Furniture Design


A look at twentieth-century furniture design requires not only a glance over our shoulder at the traditions and design elements of the nineteenth century but also a peek into futuristic possibilities. Prior to the twentieth century, furniture was mainly produced on a semi-artisanal basis, and though the designs were not necessarily mass-produced, they were often produced in multiples. The materials of construction were mostly wood and metal, with generally high levels of craftsmanship apparent in the delicate curves and inlaid veneers. The increased industrialization during and after both World Wars brought with it sweeping effects on the cultural environment, and along with it, new aesthetic opportunities. With the proliferation of such technological innovations as automobiles and airplanes, the public consciousness imbibed a "machinic" aesthetic that would characterize much of Modern design. The highly ornamented Art Nouveau pieces, from the curvilinear wisps of the classic Thonet chairs to the biomorphic furnishings of Riemerschmid and Bugati, were fading into the background. Marching in were the smooth geometric styles of Rietveld and Wright, which utilized tubular steel, primary colors, and rectilinear surfaces of both hard and soft materials. Though the Great Wars brought Europe and American much closer culturally, the dialogue between European and American design trends was virtually non-existent prior to this point (though in some ways each was heading in a similar yet independent direction).

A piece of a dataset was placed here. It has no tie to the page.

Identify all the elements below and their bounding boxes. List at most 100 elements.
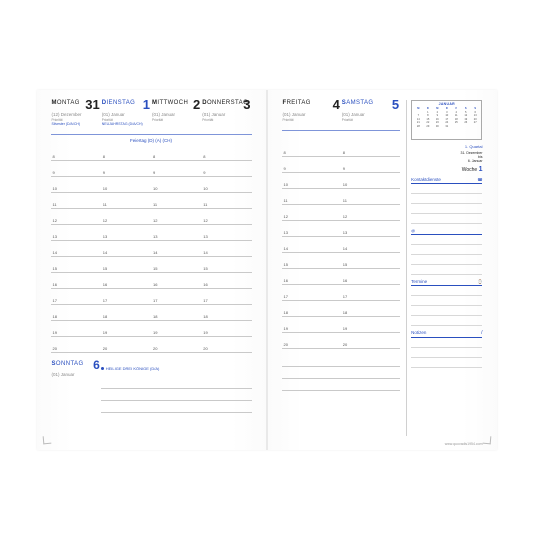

Once the swervy-curvy stranglehold of eighteenth and nineteeth-century furniture design was broken, the floodgates were opened as designers and manufacturers pushed their designs further and faster into a new era of modernity. Though mass production was sure to be the vogue, not all designers embraced the new paradigm so wholeheartedly; dissenters on both sides of the Atlantic fought diligently to redefine the direction modern furniture was quickly taking. Designers have generally acted as both judge and jury, taking the opportunity to embrace or question the "mode du jour." Today, designers such as Marc Newson, Andrea Branzi, and Ron Arad continue to question our cultural assumptions about furniture, with designs ranging from the space-age Aeron office chair to the re-emergence of the classics of the Eameses.